5 Responses to Do you Digg Climate Progress?
If you dig ClimateProgress and would like more people to see it, Digg some posts you like (click here). The most popular stories rise to the top of the Digg page where millions of viewers will see them, becoming informed on global warming and ultimately saving the planet from general destruction.
I’m mainly asking you just to Digg posts that have already gained some traction. And the best time to start is now! I have another post rising up on Digg (see “Very warm 2008 makes this the hottest decade in recorded history by far*“).
One does need a lot of Diggs to get noticed on, say, their environment page, but the hottest decade post is currently near the top there and on the front of their science page. Making the front page of Digg itself is very hard, since you have to compete with the likes of “Pamela Anderson came at art show wearing just her underwear.” Still, climate change is more important than whether Pamela needs a clothes’ change, no?
Climate Progress did make the front page of Digg once, with “The truth-telling ad ABC won’t let you see — and what you can do about it.” It crashed the site, which presumably won’t happen again thanks to my stellar IT folks.

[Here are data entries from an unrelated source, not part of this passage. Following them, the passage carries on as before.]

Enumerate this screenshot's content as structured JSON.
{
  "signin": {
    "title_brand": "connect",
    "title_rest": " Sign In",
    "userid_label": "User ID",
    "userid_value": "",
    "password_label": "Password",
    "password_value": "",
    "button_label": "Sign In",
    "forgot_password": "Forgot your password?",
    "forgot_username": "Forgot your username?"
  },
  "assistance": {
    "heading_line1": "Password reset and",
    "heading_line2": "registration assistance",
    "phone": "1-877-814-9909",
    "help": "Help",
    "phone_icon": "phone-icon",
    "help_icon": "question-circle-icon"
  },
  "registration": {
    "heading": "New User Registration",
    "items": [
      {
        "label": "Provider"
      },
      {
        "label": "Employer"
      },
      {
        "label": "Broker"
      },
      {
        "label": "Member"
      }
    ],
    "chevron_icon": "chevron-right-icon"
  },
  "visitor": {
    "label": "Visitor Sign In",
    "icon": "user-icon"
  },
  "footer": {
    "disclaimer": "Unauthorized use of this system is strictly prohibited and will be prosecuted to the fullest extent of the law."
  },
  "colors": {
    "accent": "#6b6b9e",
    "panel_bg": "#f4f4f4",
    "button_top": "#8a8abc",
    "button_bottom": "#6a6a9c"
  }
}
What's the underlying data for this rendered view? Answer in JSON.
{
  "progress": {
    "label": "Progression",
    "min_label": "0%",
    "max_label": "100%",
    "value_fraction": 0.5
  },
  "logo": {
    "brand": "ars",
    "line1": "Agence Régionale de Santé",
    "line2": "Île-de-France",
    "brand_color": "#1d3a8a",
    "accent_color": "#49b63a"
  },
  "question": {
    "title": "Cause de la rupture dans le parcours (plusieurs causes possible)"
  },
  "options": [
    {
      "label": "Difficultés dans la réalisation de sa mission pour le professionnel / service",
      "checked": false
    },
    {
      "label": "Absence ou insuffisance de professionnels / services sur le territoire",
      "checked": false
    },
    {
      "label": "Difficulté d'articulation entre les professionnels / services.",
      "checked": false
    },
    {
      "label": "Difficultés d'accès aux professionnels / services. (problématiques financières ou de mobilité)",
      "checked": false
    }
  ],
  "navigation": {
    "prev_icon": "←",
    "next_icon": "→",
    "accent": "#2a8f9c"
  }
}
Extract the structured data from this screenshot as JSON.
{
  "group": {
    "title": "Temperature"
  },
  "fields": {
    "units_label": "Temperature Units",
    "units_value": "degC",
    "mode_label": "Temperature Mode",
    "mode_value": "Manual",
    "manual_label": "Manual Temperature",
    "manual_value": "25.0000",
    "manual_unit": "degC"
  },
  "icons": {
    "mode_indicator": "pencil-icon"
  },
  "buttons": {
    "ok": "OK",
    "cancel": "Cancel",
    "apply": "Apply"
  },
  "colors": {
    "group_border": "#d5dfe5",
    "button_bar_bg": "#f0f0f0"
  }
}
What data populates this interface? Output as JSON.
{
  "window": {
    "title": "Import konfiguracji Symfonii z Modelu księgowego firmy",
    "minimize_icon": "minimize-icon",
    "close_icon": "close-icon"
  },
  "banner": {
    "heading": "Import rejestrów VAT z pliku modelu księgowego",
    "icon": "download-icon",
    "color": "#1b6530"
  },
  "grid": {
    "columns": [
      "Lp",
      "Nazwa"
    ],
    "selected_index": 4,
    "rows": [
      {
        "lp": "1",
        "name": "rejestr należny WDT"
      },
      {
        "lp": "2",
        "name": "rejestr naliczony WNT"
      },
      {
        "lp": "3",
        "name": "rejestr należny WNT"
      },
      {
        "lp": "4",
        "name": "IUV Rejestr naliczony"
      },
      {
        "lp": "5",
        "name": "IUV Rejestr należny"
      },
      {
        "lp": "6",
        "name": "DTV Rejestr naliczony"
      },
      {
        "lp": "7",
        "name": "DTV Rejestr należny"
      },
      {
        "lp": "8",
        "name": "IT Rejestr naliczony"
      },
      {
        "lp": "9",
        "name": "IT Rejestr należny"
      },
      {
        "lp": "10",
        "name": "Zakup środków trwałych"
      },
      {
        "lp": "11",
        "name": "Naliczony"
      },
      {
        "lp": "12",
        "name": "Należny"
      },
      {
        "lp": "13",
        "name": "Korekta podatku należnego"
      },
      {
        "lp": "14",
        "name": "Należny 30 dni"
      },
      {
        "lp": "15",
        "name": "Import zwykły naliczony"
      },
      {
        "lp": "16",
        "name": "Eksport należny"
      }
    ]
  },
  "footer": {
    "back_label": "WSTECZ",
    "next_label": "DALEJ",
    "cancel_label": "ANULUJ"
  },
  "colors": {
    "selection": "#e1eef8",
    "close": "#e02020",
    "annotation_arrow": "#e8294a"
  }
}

But 19,000 people still saw the post.
Once you sign up to Digg, it is incredibly easy to Digg one of my posts — in fact, I eliminated the clutter of all the other buttons at the bottom of my posts since nobody was using them.
The other reason to sign up to Digg is to enjoy all the benefits of that website, such as meeting people with similar interests and finding blog posts like “Top 10 Most Fuel-Efficient Cars in the United States” and “Academics invent math equation for why people procrastinate.”
Yes, I may sound like NPR during a pledge break, but at least I’m not asking for money.